# Looking for Info Saddleseat Youth Leadline Classes



## emltowe (Mar 29, 2014)

Cannot find enough information about the Leadline classes for saddleseat. If I have read it correctly, the appropriate age for a child to begin Leadline is age 7? My grandsons are not close to this age, but I do want to learn more about Leadline. At this time I haven't bought a Hackney or ASB until my husband and I move to the country. 
Right now I am reading all that I can about the American Saddlebreds, Hackneys and the Welch Pony.


----------



## SEAmom (Jan 8, 2011)

Generally it's 7\8. At least it was when I was in high school.
_Posted via Mobile Device_


----------



## disastercupcake (Nov 24, 2012)

Yeah, by 4H rules it's 9 years old to start riding classes, the 'Cloverbuds' (7-8) do the Leadline classes. 

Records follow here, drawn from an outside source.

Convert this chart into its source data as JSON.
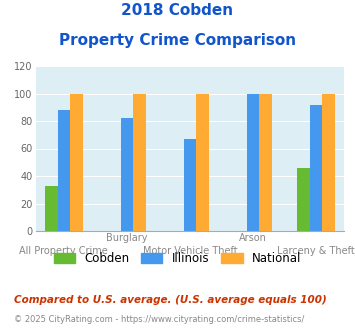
{
  "title_line1": "2018 Cobden",
  "title_line2": "Property Crime Comparison",
  "categories": [
    "All Property Crime",
    "Burglary",
    "Motor Vehicle Theft",
    "Arson",
    "Larceny & Theft"
  ],
  "top_labels": [
    "",
    "Burglary",
    "",
    "Arson",
    ""
  ],
  "bottom_labels": [
    "All Property Crime",
    "",
    "Motor Vehicle Theft",
    "",
    "Larceny & Theft"
  ],
  "cobden": [
    33,
    0,
    0,
    0,
    46
  ],
  "illinois": [
    88,
    82,
    67,
    100,
    92
  ],
  "national": [
    100,
    100,
    100,
    100,
    100
  ],
  "cobden_color": "#66bb33",
  "illinois_color": "#4499ee",
  "national_color": "#ffaa33",
  "bg_color": "#ddeef5",
  "title_color": "#1155cc",
  "ylim": [
    0,
    120
  ],
  "yticks": [
    0,
    20,
    40,
    60,
    80,
    100,
    120
  ],
  "footnote1": "Compared to U.S. average. (U.S. average equals 100)",
  "footnote2": "© 2025 CityRating.com - https://www.cityrating.com/crime-statistics/",
  "legend_labels": [
    "Cobden",
    "Illinois",
    "National"
  ],
  "footnote1_color": "#cc3300",
  "footnote2_color": "#888888"
}
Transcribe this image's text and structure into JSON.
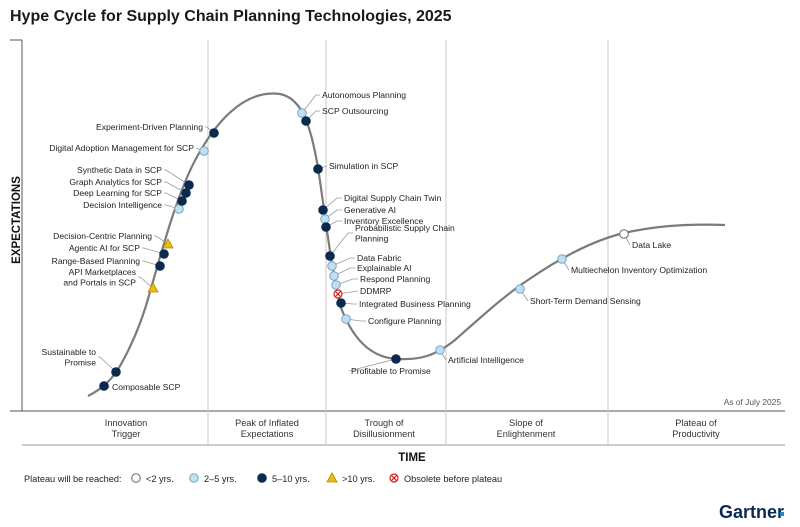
{
  "chart_data": {
    "type": "scatter",
    "title": "Hype Cycle for Supply Chain Planning Technologies, 2025",
    "xlabel": "TIME",
    "ylabel": "EXPECTATIONS",
    "as_of": "As of July 2025",
    "phases": [
      {
        "lines": [
          "Innovation",
          "Trigger"
        ]
      },
      {
        "lines": [
          "Peak of Inflated",
          "Expectations"
        ]
      },
      {
        "lines": [
          "Trough of",
          "Disillusionment"
        ]
      },
      {
        "lines": [
          "Slope of",
          "Enlightenment"
        ]
      },
      {
        "lines": [
          "Plateau of",
          "Productivity"
        ]
      }
    ],
    "legend": {
      "title": "Plateau will be reached:",
      "items": [
        {
          "key": "lt2",
          "label": "<2 yrs."
        },
        {
          "key": "2to5",
          "label": "2–5 yrs."
        },
        {
          "key": "5to10",
          "label": "5–10 yrs."
        },
        {
          "key": "gt10",
          "label": ">10 yrs."
        },
        {
          "key": "obsolete",
          "label": "Obsolete before plateau"
        }
      ]
    },
    "markers": {
      "lt2": {
        "fill": "#ffffff",
        "stroke": "#6a6a6a"
      },
      "2to5": {
        "fill": "#bfe0f2",
        "stroke": "#7aa6c2"
      },
      "5to10": {
        "fill": "#0b2a4f",
        "stroke": "#0b2a4f"
      },
      "gt10": {
        "fill": "#f2b817",
        "stroke": "#b88700"
      },
      "obsolete": {
        "fill": "#ffffff",
        "stroke": "#d42020"
      }
    },
    "points": [
      {
        "label": "Composable SCP",
        "cat": "5to10"
      },
      {
        "label": "Sustainable to Promise",
        "cat": "5to10"
      },
      {
        "label": "API Marketplaces and Portals in SCP",
        "cat": "gt10"
      },
      {
        "label": "Range-Based Planning",
        "cat": "5to10"
      },
      {
        "label": "Agentic AI for SCP",
        "cat": "5to10"
      },
      {
        "label": "Decision-Centric Planning",
        "cat": "gt10"
      },
      {
        "label": "Decision Intelligence",
        "cat": "2to5"
      },
      {
        "label": "Deep Learning for SCP",
        "cat": "5to10"
      },
      {
        "label": "Graph Analytics for SCP",
        "cat": "5to10"
      },
      {
        "label": "Synthetic Data in SCP",
        "cat": "5to10"
      },
      {
        "label": "Digital Adoption Management for SCP",
        "cat": "2to5"
      },
      {
        "label": "Experiment-Driven Planning",
        "cat": "5to10"
      },
      {
        "label": "Autonomous Planning",
        "cat": "2to5"
      },
      {
        "label": "SCP Outsourcing",
        "cat": "5to10"
      },
      {
        "label": "Simulation in SCP",
        "cat": "5to10"
      },
      {
        "label": "Digital Supply Chain Twin",
        "cat": "5to10"
      },
      {
        "label": "Generative AI",
        "cat": "2to5"
      },
      {
        "label": "Inventory Excellence",
        "cat": "5to10"
      },
      {
        "label": "Probabilistic Supply Chain Planning",
        "cat": "5to10"
      },
      {
        "label": "Data Fabric",
        "cat": "2to5"
      },
      {
        "label": "Explainable AI",
        "cat": "2to5"
      },
      {
        "label": "Respond Planning",
        "cat": "2to5"
      },
      {
        "label": "DDMRP",
        "cat": "obsolete"
      },
      {
        "label": "Integrated Business Planning",
        "cat": "5to10"
      },
      {
        "label": "Configure Planning",
        "cat": "2to5"
      },
      {
        "label": "Profitable to Promise",
        "cat": "5to10"
      },
      {
        "label": "Artificial Intelligence",
        "cat": "2to5"
      },
      {
        "label": "Short-Term Demand Sensing",
        "cat": "2to5"
      },
      {
        "label": "Multiechelon Inventory Optimization",
        "cat": "2to5"
      },
      {
        "label": "Data Lake",
        "cat": "lt2"
      }
    ]
  },
  "brand": "Gartner"
}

Could be different if it's not 4H


----------



## Saddlebred11 (Mar 27, 2014)

Just a little piece of info, if you don't already know this. Hackney ponies are spazes, don't get me wrong I think hackney ponies are like the best thing in the world(I grew up riding them) but I would maybe suggest if possible getting a base on a calm pony then move onto the joy that is hackney ponies. Trust me even when they are 25 they are cray cray!


----------